• Fernand Lodi

Unimed Vale do Aço e ARMVA iniciam diálogo para mudanças no acesso ao HMU



Dr. José Maurício Nolasco, diretor-presidente daUnimed Vale do Aço, e Gleidson Dias, gerente-executivo hospitalar, receberam João Luiz Teixeira, diretor da ARMVA, no HMU


O acesso ao Hospital Metropolitano Unimed, em Coronel Fabriciano, pode se tornar mais simples. Uma reunião realizada entre o diretor-presidente da cooperativa, Dr. José Maurício Nolasco, o gerente-executivo hospitalar, Gleidson Dias, e o diretor da Agência de Desenvolvimento da Região Metropolitana do Vale do Aço, João Luiz Teixeira, debateu questões sobre o assunto.


O encontro, realizado a convite da Singular, ocorreu na tarde da última sexta-feira (05).


O gerente-executivo hospitalar, Gleidson Dias, apresentou dois projetos que viabilizariam o acesso de pacientes, médicos e colaboradores a unidade de saúde. Nas duas propostas, foram pensadas maneiras de alterar o trânsito no local e promover o desenvolvimento dos bairros no entorno.


“A ideia é facilitar a chegada ao HMU e consequentemente melhorar o acesso da população aos bairros vizinhos. Construímos o hospital em um local estratégico, bem no centro do Vale do Aço. Estamos há menos de 1km do anel rodoviário da BR-381, mas não temos acesso a ele.


Apresentamos projetos que mudariam essa realidade e permitiriam que com 10 minutos os moradores do entorno e os usuários do hospital cheguem centro de Ipatinga, por exemplo”, explicou Gleidson Dias.


Para João Luiz Teixeira, a construção do acesso está em concordância com os trabalhos da Agência de impulsionar o desenvolvimento da região.


“Nós entendemos o papel que a Unimed Vale do Aço desempenha e sua contribuição para a saúde na região. A proposta apresentada pela diretoria da cooperativa é viável e melhoraria as condições de acesso não apenas aos usuários do hospital, mas de toda a população no entorno, promovendo até mesmo uma valorização do bairro. E a Agência Metropolitana está aqui para viabilizar o diálogo entre instituições e o Estado e estimular mudanças para o crescimento da região”, afirmou o diretor da ARMVA.


Durante a conversa, o diretor-presidente da Unimed pontuou a atribuição da rede privada de saúde no Brasil.
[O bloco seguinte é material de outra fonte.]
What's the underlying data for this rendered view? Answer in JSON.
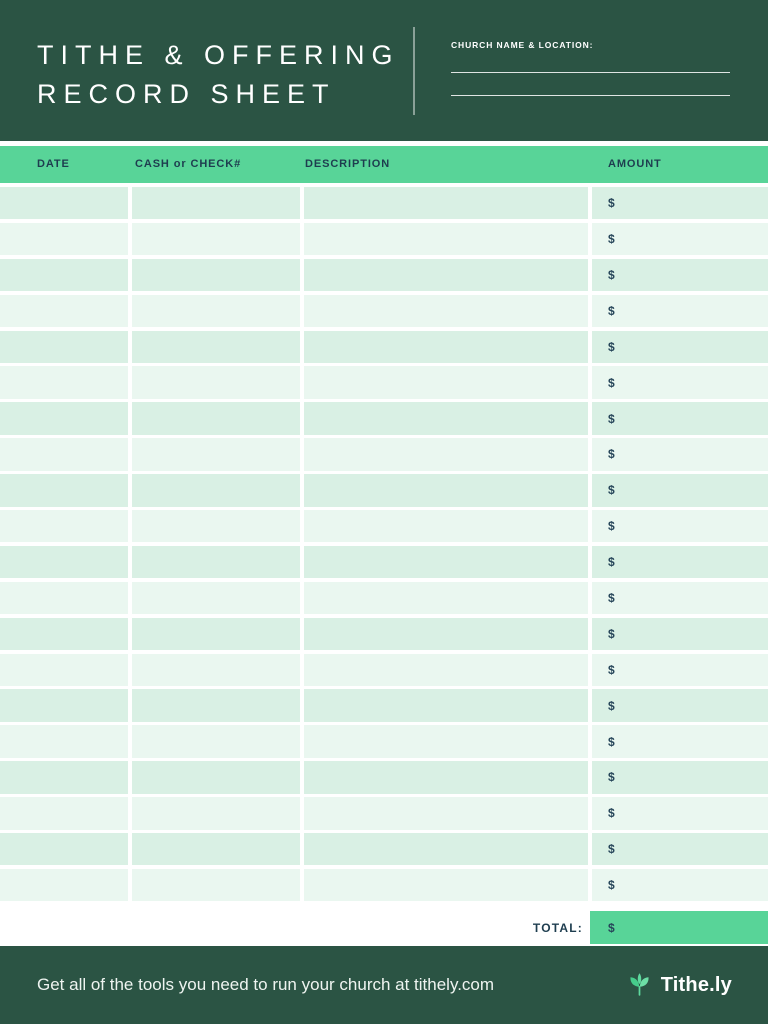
{
  "header": {
    "title_line1": "TITHE & OFFERING",
    "title_line2": "RECORD SHEET",
    "church_field_label": "CHURCH NAME & LOCATION:",
    "church_field_blank_lines": 2
  },
  "table": {
    "columns": [
      {
        "key": "date",
        "label": "DATE"
      },
      {
        "key": "cash_or_check",
        "label": "CASH or CHECK#"
      },
      {
        "key": "description",
        "label": "DESCRIPTION"
      },
      {
        "key": "amount",
        "label": "AMOUNT"
      }
    ],
    "row_count": 20,
    "cells_blank": true,
    "currency_symbol": "$"
  },
  "total_row": {
    "label": "TOTAL:",
    "currency_symbol": "$",
    "value": ""
  },
  "footer": {
    "tagline": "Get all of the tools you need to run your church at tithely.com",
    "brand_name": "Tithe.ly",
    "brand_icon": "sprout-leaf-icon"
  },
  "colors": {
    "dark_green": "#2b5444",
    "accent_green": "#58d498",
    "row_stripe_dark": "#d9f0e4",
    "row_stripe_light": "#eaf7f0",
    "ink": "#1e3d4f",
    "white": "#ffffff"
  }
}
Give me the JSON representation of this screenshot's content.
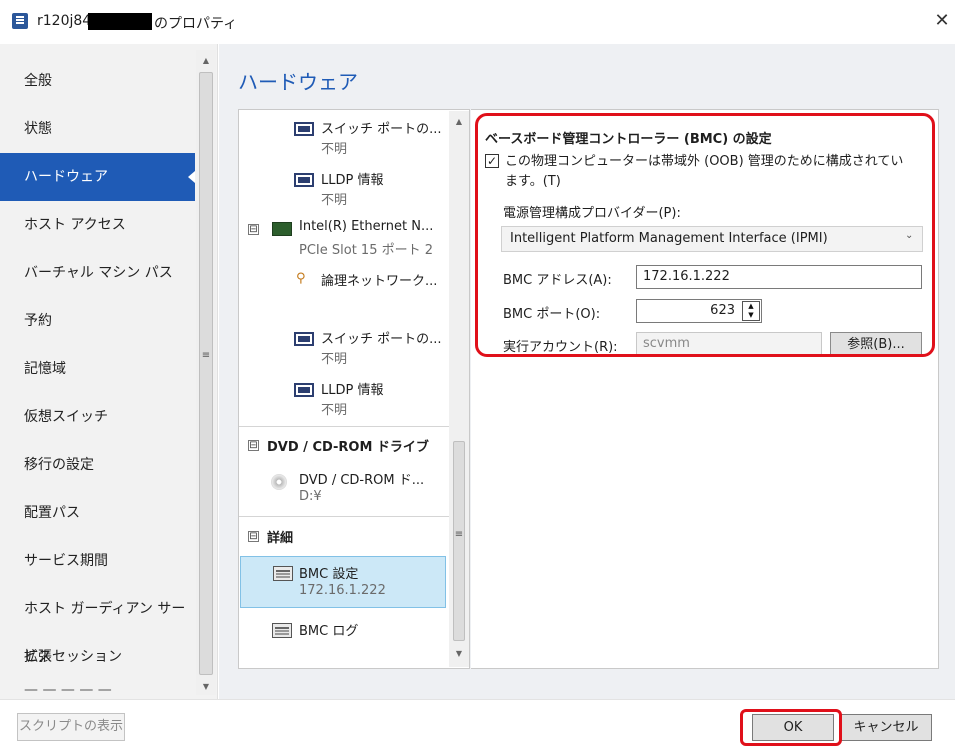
{
  "window": {
    "title_prefix": "r120j84",
    "title_suffix": "のプロパティ",
    "close_glyph": "✕"
  },
  "sidebar": {
    "items": [
      {
        "label": "全般"
      },
      {
        "label": "状態"
      },
      {
        "label": "ハードウェア",
        "selected": true
      },
      {
        "label": "ホスト アクセス"
      },
      {
        "label": "バーチャル マシン パス"
      },
      {
        "label": "予約"
      },
      {
        "label": "記憶域"
      },
      {
        "label": "仮想スイッチ"
      },
      {
        "label": "移行の設定"
      },
      {
        "label": "配置パス"
      },
      {
        "label": "サービス期間"
      },
      {
        "label": "ホスト ガーディアン サービス"
      },
      {
        "label": "拡張セッション"
      }
    ],
    "scroll_grip": "≡"
  },
  "main": {
    "section_title": "ハードウェア"
  },
  "tree": {
    "switch_port_1": {
      "label": "スイッチ ポートの...",
      "value": "不明"
    },
    "lldp_1": {
      "label": "LLDP 情報",
      "value": "不明"
    },
    "nic": {
      "expander": "⊟",
      "label": "Intel(R) Ethernet N...",
      "value": "PCIe Slot 15 ポート 2"
    },
    "logical_net": {
      "label": "論理ネットワーク..."
    },
    "switch_port_2": {
      "label": "スイッチ ポートの...",
      "value": "不明"
    },
    "lldp_2": {
      "label": "LLDP 情報",
      "value": "不明"
    },
    "dvd_group": {
      "expander": "⊟",
      "label": "DVD / CD-ROM ドライブ"
    },
    "dvd_item": {
      "label": "DVD / CD-ROM ド...",
      "value": "D:¥"
    },
    "details_group": {
      "expander": "⊟",
      "label": "詳細"
    },
    "bmc_settings": {
      "label": "BMC 設定",
      "value": "172.16.1.222",
      "selected": true
    },
    "bmc_log": {
      "label": "BMC ログ"
    },
    "scroll_grip": "≡"
  },
  "settings": {
    "title": "ベースボード管理コントローラー (BMC) の設定",
    "oob_checkbox": {
      "checked": true,
      "glyph": "✓",
      "label": "この物理コンピューターは帯域外 (OOB) 管理のために構成されています。(T)"
    },
    "provider_label": "電源管理構成プロバイダー(P):",
    "provider_value": "Intelligent Platform Management Interface (IPMI)",
    "bmc_address_label": "BMC アドレス(A):",
    "bmc_address_value": "172.16.1.222",
    "bmc_port_label": "BMC ポート(O):",
    "bmc_port_value": "623",
    "run_account_label": "実行アカウント(R):",
    "run_account_value": "scvmm",
    "browse_label": "参照(B)..."
  },
  "footer": {
    "script_label": "スクリプトの表示",
    "ok_label": "OK",
    "cancel_label": "キャンセル"
  },
  "colors": {
    "accent": "#1f5bb6",
    "highlight_red": "#e0101a",
    "tree_selection": "#cce8f7"
  }
}
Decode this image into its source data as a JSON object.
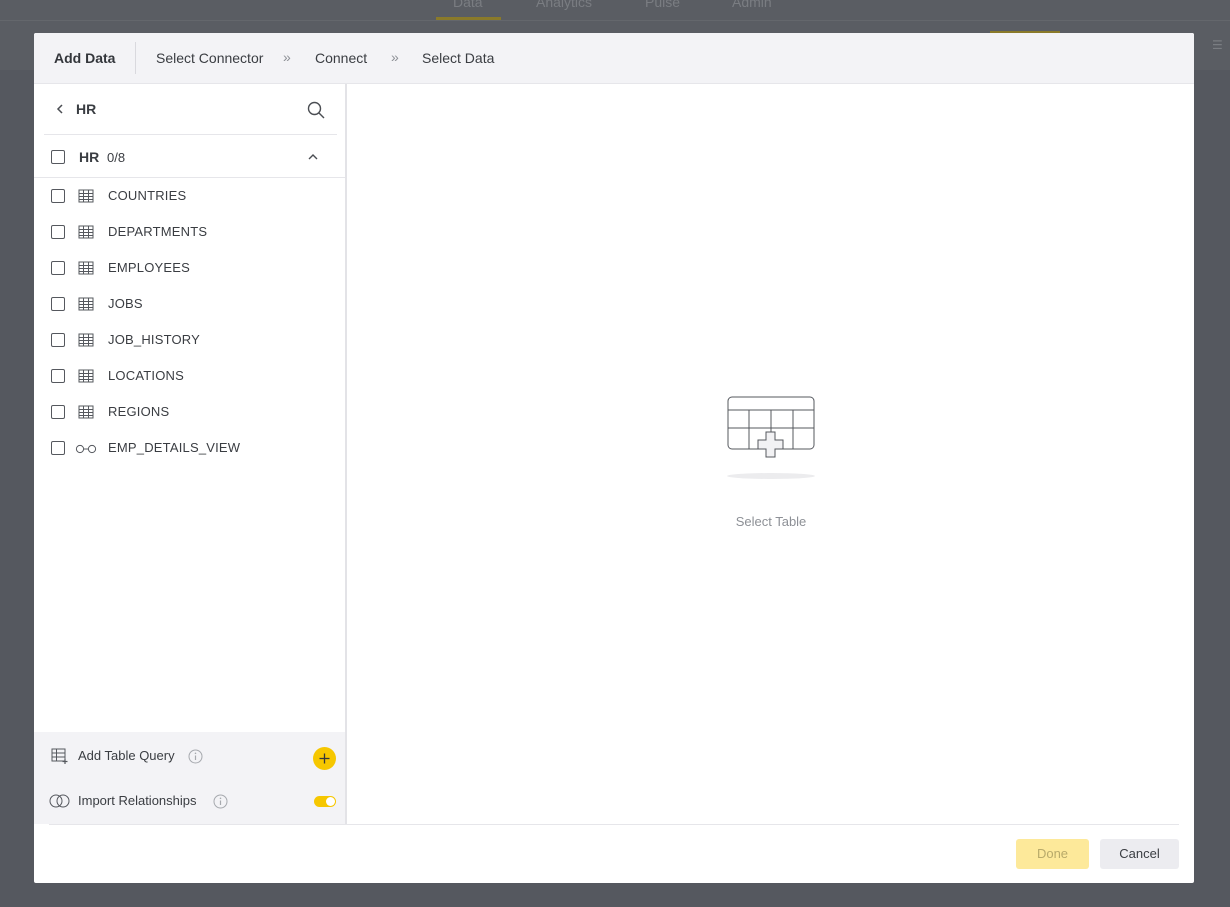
{
  "background_app": {
    "tabs": [
      "Data",
      "Analytics",
      "Pulse",
      "Admin"
    ]
  },
  "modal": {
    "title": "Add Data",
    "breadcrumb": {
      "steps": [
        "Select Connector",
        "Connect",
        "Select Data"
      ],
      "separator": "»"
    }
  },
  "left_panel": {
    "back_title": "HR",
    "schema": {
      "name": "HR",
      "count": "0/8",
      "items": [
        {
          "label": "COUNTRIES",
          "icon": "table-icon"
        },
        {
          "label": "DEPARTMENTS",
          "icon": "table-icon"
        },
        {
          "label": "EMPLOYEES",
          "icon": "table-icon"
        },
        {
          "label": "JOBS",
          "icon": "table-icon"
        },
        {
          "label": "JOB_HISTORY",
          "icon": "table-icon"
        },
        {
          "label": "LOCATIONS",
          "icon": "table-icon"
        },
        {
          "label": "REGIONS",
          "icon": "table-icon"
        },
        {
          "label": "EMP_DETAILS_VIEW",
          "icon": "view-icon"
        }
      ]
    },
    "footer": {
      "add_table_query": "Add Table Query",
      "import_relationships": "Import Relationships",
      "import_relationships_enabled": true
    }
  },
  "main": {
    "empty_label": "Select Table"
  },
  "buttons": {
    "done": "Done",
    "cancel": "Cancel"
  },
  "colors": {
    "accent": "#f6c700",
    "done_disabled_bg": "#fde99a",
    "overlay": "#55585f"
  }
}
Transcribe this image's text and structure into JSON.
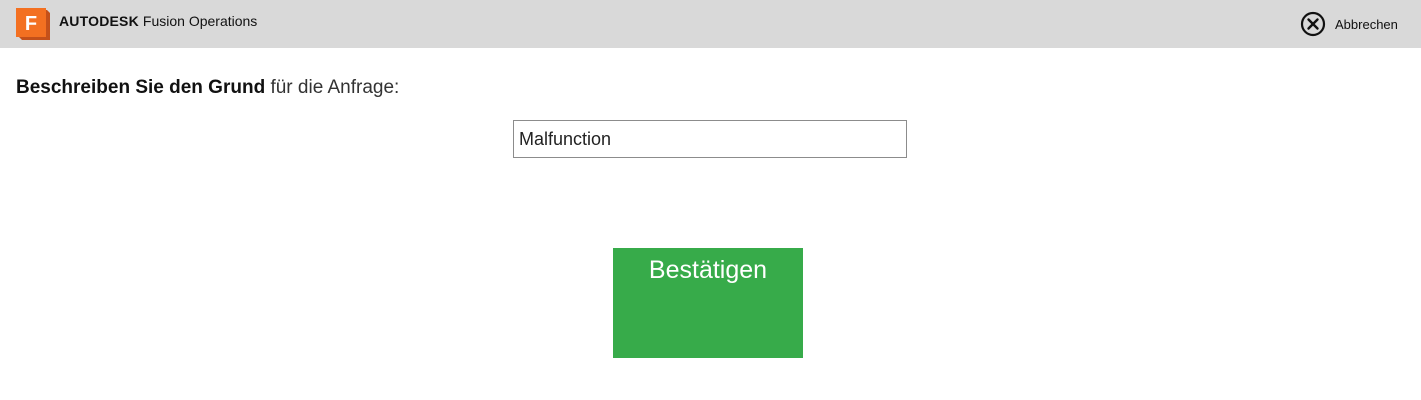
{
  "header": {
    "brand_company": "AUTODESK",
    "brand_product": "Fusion Operations",
    "logo_letter": "F",
    "logo_icon": "autodesk-fusion-logo",
    "cancel_icon": "close-circle-icon",
    "cancel_label": "Abbrechen"
  },
  "main": {
    "prompt_bold": "Beschreiben Sie den Grund",
    "prompt_rest": " für die Anfrage:",
    "reason_value": "Malfunction",
    "confirm_label": "Bestätigen"
  },
  "colors": {
    "header_bg": "#d9d9d9",
    "logo_orange": "#f37021",
    "confirm_green": "#37ab4a"
  }
}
“Hoje a saúde suplementar em nosso país atua como uma alternativa de obtenção de serviços assistenciais para a população. Com todas as dificuldades enfrentadas pelos governos, sabemos que o Sistema Único de Saúde (SUS) não teria condições de suprir a demanda de atendimentos caso não existisse o setor privado. Dessa forma, a Saúde Suplementar tornou-se indispensável para o Estado que não teria como suportar a incorporação dos gastos desse setor no orçamento”, afirmou.


De acordo com o diretor-presidente, a Unimed Vale do Aço tem um papel fundamental nos atendimentos em saúde. “Nossa cooperativa abrange 14 municípios da região e só no ano de 2018 foram cerca de 70 mil atendimentos, com mais de 300 mil exames laboratoriais e 80 mil consultas.


Além disso temos inúmeros projetos de responsabilidade social, que também beneficiam várias instituições e entidades. Se olharmos em nível de Brasil, o Sistema Unimed tem abrangência em mais de 80% do território nacional, prestando atendimentos a inúmeros brasileiros”, destacou.


O projeto apresentado pela cooperativa será revisado e encaminhado a Agência Metropolitana.